Generate a secure secret:

python -c "import secrets; print(secrets.token_hex(32))"

2. Install Python dependencies

pip install -e ".[dev]"

Or without dev tools:

pip install -e .

3. Set up PostgreSQL

sudo systemctl start postgresql
sudo -u postgres psql -c "CREATE USER your_user WITH PASSWORD 'your_password';"
sudo -u postgres psql -c "CREATE DATABASE user_management OWNER your_user;"
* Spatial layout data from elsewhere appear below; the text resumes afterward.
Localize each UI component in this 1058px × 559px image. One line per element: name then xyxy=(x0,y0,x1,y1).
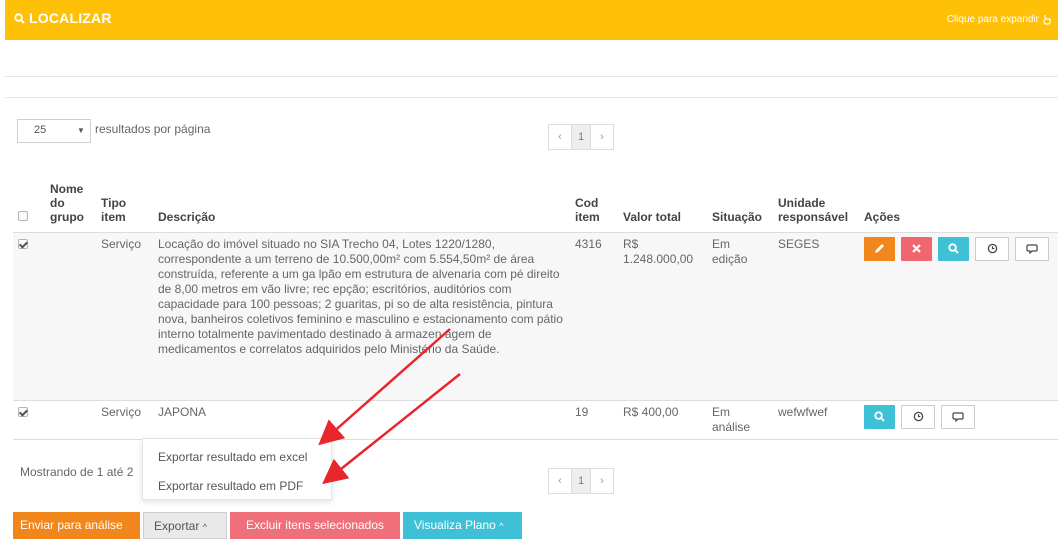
search-panel-header[interactable]: LOCALIZAR Clique para expandir xyxy=(5,0,1058,40)
cell-cod-item: 4316 xyxy=(575,236,602,251)
select-all-cell[interactable] xyxy=(13,166,45,232)
comment-icon xyxy=(1026,244,1038,254)
cell-unidade: SEGES xyxy=(778,236,820,251)
panel-title-text: LOCALIZAR xyxy=(29,10,112,26)
row-checkbox[interactable] xyxy=(18,406,28,417)
col-nome-grupo[interactable]: Nome do grupo xyxy=(45,166,96,232)
send-for-analysis-button[interactable]: Enviar para análise xyxy=(13,512,140,539)
history-button[interactable] xyxy=(901,404,935,429)
table-row[interactable]: Serviço Locação do imóvel situado no SIA… xyxy=(13,232,1058,400)
clock-icon xyxy=(987,243,997,254)
cell-situacao: Em edição xyxy=(712,236,748,266)
cell-unidade: wefwfwef xyxy=(778,404,828,419)
export-button-label: Exportar xyxy=(154,519,200,533)
col-tipo-item[interactable]: Tipo item xyxy=(96,166,153,232)
export-button[interactable]: Exportar ^ xyxy=(143,512,227,539)
page-size-value: 25 xyxy=(34,124,47,136)
next-page-button[interactable]: › xyxy=(591,125,613,149)
cell-acoes xyxy=(859,400,1058,439)
page-1-button[interactable]: 1 xyxy=(571,125,591,149)
prev-page-button[interactable]: ‹ xyxy=(549,469,571,493)
history-button[interactable] xyxy=(975,236,1009,261)
hand-pointer-icon xyxy=(1043,15,1051,25)
col-valor-total[interactable]: Valor total xyxy=(618,166,707,232)
close-icon xyxy=(912,244,921,253)
pencil-icon xyxy=(875,244,884,253)
view-plan-label: Visualiza Plano xyxy=(414,518,496,532)
prev-page-button[interactable]: ‹ xyxy=(549,125,571,149)
export-excel-item[interactable]: Exportar resultado em excel xyxy=(158,450,307,464)
divider xyxy=(5,97,1058,98)
cell-valor-total: R$ 1.248.000,00 xyxy=(623,236,694,266)
pagination-bottom: ‹ 1 › xyxy=(548,468,614,494)
view-button[interactable] xyxy=(864,404,895,429)
expand-label: Clique para expandir xyxy=(946,14,1039,25)
view-plan-button[interactable]: Visualiza Plano ^ xyxy=(403,512,522,539)
comments-button[interactable] xyxy=(1015,236,1049,261)
cell-tipo-item: Serviço xyxy=(101,404,142,419)
col-cod-item[interactable]: Cod item xyxy=(570,166,618,232)
showing-count: Mostrando de 1 até 2 xyxy=(20,465,134,479)
caret-up-icon: ^ xyxy=(499,521,504,531)
search-icon xyxy=(874,411,885,422)
cell-descricao: JAPONA xyxy=(158,404,207,419)
table-row[interactable]: Serviço JAPONA 19 R$ 400,00 Em análise we… xyxy=(13,400,1058,439)
delete-button[interactable] xyxy=(901,236,932,261)
cell-nome-grupo xyxy=(45,400,96,439)
panel-title: LOCALIZAR xyxy=(14,10,112,26)
select-all-checkbox[interactable] xyxy=(18,210,28,221)
cell-descricao: Locação do imóvel situado no SIA Trecho … xyxy=(158,236,563,356)
clock-icon xyxy=(913,411,923,422)
cell-valor-total: R$ 400,00 xyxy=(623,404,679,419)
cell-situacao: Em análise xyxy=(712,404,751,434)
edit-button[interactable] xyxy=(864,236,895,261)
col-descricao[interactable]: Descrição xyxy=(153,166,570,232)
export-dropdown-menu: Exportar resultado em excel Exportar res… xyxy=(142,438,332,500)
caret-down-icon: ▼ xyxy=(77,126,85,135)
search-icon xyxy=(14,12,25,24)
row-checkbox[interactable] xyxy=(18,238,28,249)
divider xyxy=(5,76,1058,77)
comments-button[interactable] xyxy=(941,404,975,429)
export-pdf-item[interactable]: Exportar resultado em PDF xyxy=(158,479,303,493)
caret-up-icon: ^ xyxy=(202,522,207,532)
col-unidade[interactable]: Unidade responsável xyxy=(773,166,859,232)
expand-link[interactable]: Clique para expandir xyxy=(947,14,1052,25)
col-acoes: Ações xyxy=(864,209,901,224)
cell-tipo-item: Serviço xyxy=(101,236,142,251)
cell-acoes xyxy=(859,232,1058,400)
results-table: Nome do grupo Tipo item Descrição Cod item V… xyxy=(13,166,1058,440)
search-icon xyxy=(948,243,959,254)
page-size-select[interactable]: 25 ▼ xyxy=(17,119,91,143)
per-page-label: resultados por página xyxy=(95,122,211,136)
pagination-top: ‹ 1 › xyxy=(548,124,614,150)
view-button[interactable] xyxy=(938,236,969,261)
cell-nome-grupo xyxy=(45,232,96,400)
comment-icon xyxy=(952,412,964,422)
table-header-row: Nome do grupo Tipo item Descrição Cod item V… xyxy=(13,166,1058,232)
delete-selected-button[interactable]: Excluir itens selecionados xyxy=(230,512,400,539)
cell-cod-item: 19 xyxy=(575,404,589,419)
next-page-button[interactable]: › xyxy=(591,469,613,493)
col-situacao[interactable]: Situação xyxy=(707,166,773,232)
page-1-button[interactable]: 1 xyxy=(571,469,591,493)
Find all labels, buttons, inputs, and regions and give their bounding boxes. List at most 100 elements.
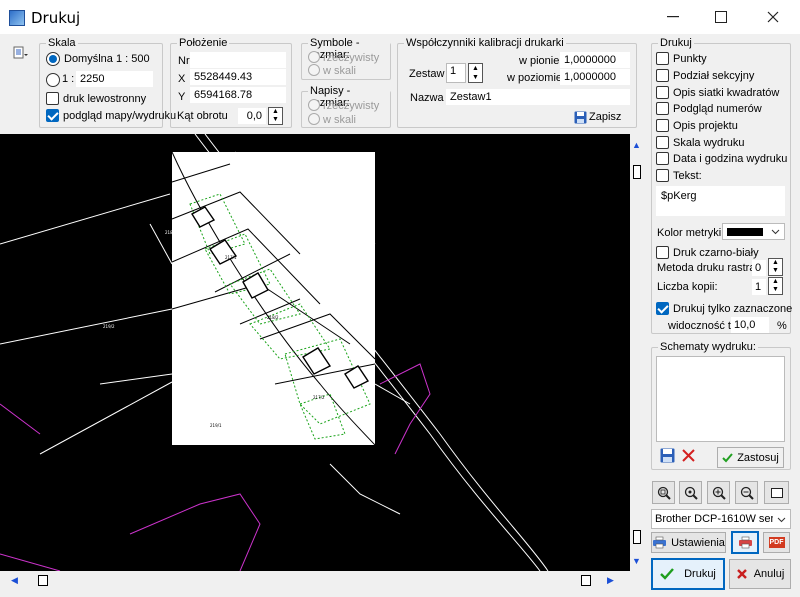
option-checkbox[interactable]	[656, 152, 669, 165]
visibility-input[interactable]: 10,0	[731, 317, 769, 333]
angle-label: Kąt obrotu	[177, 110, 228, 122]
list-menu-icon[interactable]	[13, 45, 29, 61]
preview-checkbox[interactable]	[46, 109, 59, 122]
apply-scheme-button[interactable]: Zastosuj	[717, 447, 784, 468]
delete-scheme-button[interactable]	[681, 448, 696, 466]
text-input[interactable]: $pKerg	[656, 186, 785, 216]
napisy-real-label: rzeczywisty	[323, 100, 380, 112]
kalibracja-legend: Współczynniki kalibracji drukarki	[404, 37, 566, 49]
option-label: Skala wydruku	[673, 137, 745, 149]
option-checkbox[interactable]	[656, 86, 669, 99]
vertical-scroll-thumb-bottom[interactable]	[633, 530, 641, 544]
bw-checkbox[interactable]	[656, 246, 669, 259]
raster-spinner[interactable]: ▲ ▼	[768, 258, 783, 276]
app-icon	[9, 10, 25, 26]
napisy-real-radio[interactable]	[308, 99, 320, 111]
y-input[interactable]: 6594168.78	[190, 87, 286, 103]
zoom-window-button[interactable]	[679, 481, 702, 504]
poziom-input[interactable]: 1,0000000	[560, 69, 630, 85]
nr-input[interactable]	[190, 52, 286, 68]
symbole-scale-radio[interactable]	[308, 64, 320, 76]
pdf-button[interactable]: PDF	[763, 532, 790, 553]
y-label: Y	[178, 91, 186, 103]
print-button[interactable]: Drukuj	[651, 558, 725, 590]
minimize-button[interactable]	[650, 0, 696, 34]
map-preview-canvas[interactable]: 219/2 218/3 219/1 218/2 217/1 217/2	[0, 134, 630, 571]
save-icon	[574, 111, 587, 123]
skala-legend: Skala	[46, 37, 78, 49]
option-checkbox[interactable]	[656, 169, 669, 182]
scale-default-radio[interactable]	[46, 52, 60, 66]
preview-label: podgląd mapy/wydruku	[63, 110, 177, 122]
parcel-label: 217/1	[225, 255, 237, 260]
checkmark-icon	[722, 452, 733, 462]
vertical-scroll-thumb[interactable]	[633, 165, 641, 179]
schemes-list[interactable]	[656, 356, 785, 442]
angle-spinner[interactable]: ▲ ▼	[268, 107, 283, 125]
zestaw-input[interactable]: 1	[446, 63, 466, 83]
printer-select[interactable]: Brother DCP-1610W series P	[651, 509, 791, 529]
symbole-real-label: rzeczywisty	[323, 52, 380, 64]
poziom-label: w poziomie:	[507, 72, 566, 84]
zestaw-spinner[interactable]: ▲ ▼	[468, 63, 483, 83]
pdf-icon: PDF	[768, 537, 785, 548]
copies-label: Liczba kopii:	[657, 281, 718, 293]
zestaw-label: Zestaw	[409, 68, 445, 80]
scroll-right-icon[interactable]: ▶	[607, 575, 614, 586]
pion-input[interactable]: 1,0000000	[560, 52, 630, 68]
horizontal-scroll-thumb[interactable]	[38, 575, 48, 586]
close-button[interactable]	[750, 0, 796, 34]
zoom-extents-button[interactable]	[652, 481, 675, 504]
percent-label: %	[777, 320, 787, 332]
angle-input[interactable]: 0,0	[238, 108, 266, 124]
zoom-in-button[interactable]	[707, 481, 730, 504]
scale-custom-prefix: 1 :	[62, 73, 75, 85]
scroll-up-icon[interactable]: ▲	[632, 140, 641, 150]
nr-label: Nr	[178, 55, 190, 67]
print-direct-button[interactable]	[731, 531, 759, 554]
parcel-label: 219/2	[103, 324, 115, 329]
option-checkbox[interactable]	[656, 102, 669, 115]
parcel-label: 218/2	[267, 315, 279, 320]
horizontal-scroll-thumb-right[interactable]	[581, 575, 591, 586]
printer-settings-button[interactable]: Ustawienia	[651, 532, 726, 553]
selected-only-label: Drukuj tylko zaznaczone	[673, 303, 793, 315]
printer-settings-label: Ustawienia	[671, 536, 725, 549]
scroll-left-icon[interactable]: ◀	[11, 575, 18, 586]
copies-input[interactable]: 1	[752, 279, 766, 295]
nazwa-input[interactable]: Zestaw1	[446, 89, 630, 105]
scale-custom-radio[interactable]	[46, 73, 60, 87]
option-checkbox[interactable]	[656, 69, 669, 82]
chevron-down-icon	[777, 517, 786, 523]
raster-input[interactable]: 0	[752, 260, 766, 276]
napisy-scale-radio[interactable]	[308, 113, 320, 125]
maximize-button[interactable]	[698, 0, 744, 34]
option-checkbox[interactable]	[656, 136, 669, 149]
parcel-label: 217/2	[313, 395, 325, 400]
copies-spinner[interactable]: ▲ ▼	[768, 277, 783, 295]
color-dropdown[interactable]	[722, 223, 785, 240]
save-scheme-button[interactable]	[660, 448, 675, 466]
map-drawing: 219/2 218/3 219/1 218/2 217/1 217/2	[0, 134, 549, 571]
zoom-out-button[interactable]	[735, 481, 758, 504]
option-checkbox[interactable]	[656, 119, 669, 132]
option-checkbox[interactable]	[656, 52, 669, 65]
printer-icon	[653, 536, 667, 549]
option-label: Opis siatki kwadratów	[673, 87, 780, 99]
x-input[interactable]: 5528449.43	[190, 69, 286, 85]
page-icon	[770, 487, 783, 498]
cancel-button[interactable]: Anuluj	[729, 559, 791, 589]
duplex-checkbox[interactable]	[46, 92, 59, 105]
raster-label: Metoda druku rastra:	[657, 262, 759, 274]
scroll-down-icon[interactable]: ▼	[632, 556, 641, 566]
page-view-button[interactable]	[764, 481, 789, 504]
selected-only-checkbox[interactable]	[656, 302, 669, 315]
title-bar: Drukuj	[0, 0, 800, 34]
symbole-real-radio[interactable]	[308, 51, 320, 63]
save-calibration-button[interactable]: Zapisz	[574, 109, 621, 125]
nazwa-label: Nazwa	[410, 92, 444, 104]
scale-custom-input[interactable]: 2250	[76, 71, 153, 87]
visibility-label: widoczność tła	[668, 320, 740, 332]
polozenie-legend: Położenie	[177, 37, 230, 49]
option-label: Data i godzina wydruku	[673, 153, 788, 165]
4. Run database migrations

alembic upgrade head

5. Start the backend

uvicorn app.main:app --reload

• API: http://localhost:8000
• Swagger docs: http://localhost:8000/docs

6. Build or run the frontend

Production build (served by FastAPI at /):

cd frontend
npm install
npm run build

Development (hot reload via Vite, API proxied to FastAPI):

cd frontend
npm run dev
# Open http://localhost:5173

Running Tests

Tests use SQLite — no PostgreSQL setup needed:

python -m pytest tests/ -v
# or
python -m unittest discover -s tests -v

Authentication Flow

1. Register — POST /users with name, email, password. Password is hashed with PBKDF2-SHA256 (390,000 iterations) before storage.
2. Seed admin — On startup, the app creates a default admin account only if the database has no users yet.
3. Assign role — Later registered accounts default to user.
4. Login — POST /auth/login returns a signed HS256 JWT with sub (user ID), email, and exp claims.
5. Authorize — Send Authorization: Bearer <token> on protected requests.
6. Verify — get_current_user in app/dependencies.py decodes the token, validates the signature, checks expiry, and loads the user from the database.

Role Behavior

• admin users can view and manage all accounts.
• user accounts can view the directory and manage only their own record.
• The frontend mirrors these backend permissions, but the backend remains the source of truth.

Default Admin Credentials

• Email: admin@user-management.local
• Password: Admin@12345
• These can be changed with DEFAULT_ADMIN_NAME, DEFAULT_ADMIN_EMAIL, and DEFAULT_ADMIN_PASSWORD in .env.
• The seed runs only when the database is empty, so existing installations are left untouched.

How to Test in /docs

1. Open http://localhost:8000/docs
2. POST /users to create an account
3. POST /auth/login with the same credentials
4. Copy the access_token from the response
5. Click Authorize → paste the token
6. Call any protected endpoint

Best Reading Order

If you are studying the code:

1. app/database.py — engine and session setup
2. app/models.py — the users table
3. app/schemas.py — validation and response shapes
4. app/auth.py — PBKDF2 hashing and HS256 JWT
5. app/dependencies.py — shared FastAPI deps
6. app/routers/users.py — CRUD routes
7. app/routers/auth.py — login and current-user routes
8. app/main.py — app factory, router wiring
9. frontend/src/App.jsx — React UI
10. tests/test_app.py — test suite

Learning Note

app/auth.py uses only Python's standard library (hashlib, hmac, secrets) so every step of hashing and token signing is visible. The frontend shows controlled React forms, localStorage token storage, role-aware dashboard rendering, and fetch-based API calls. In production, teams typically use dedicated auth libraries rather than maintaining this logic by hand.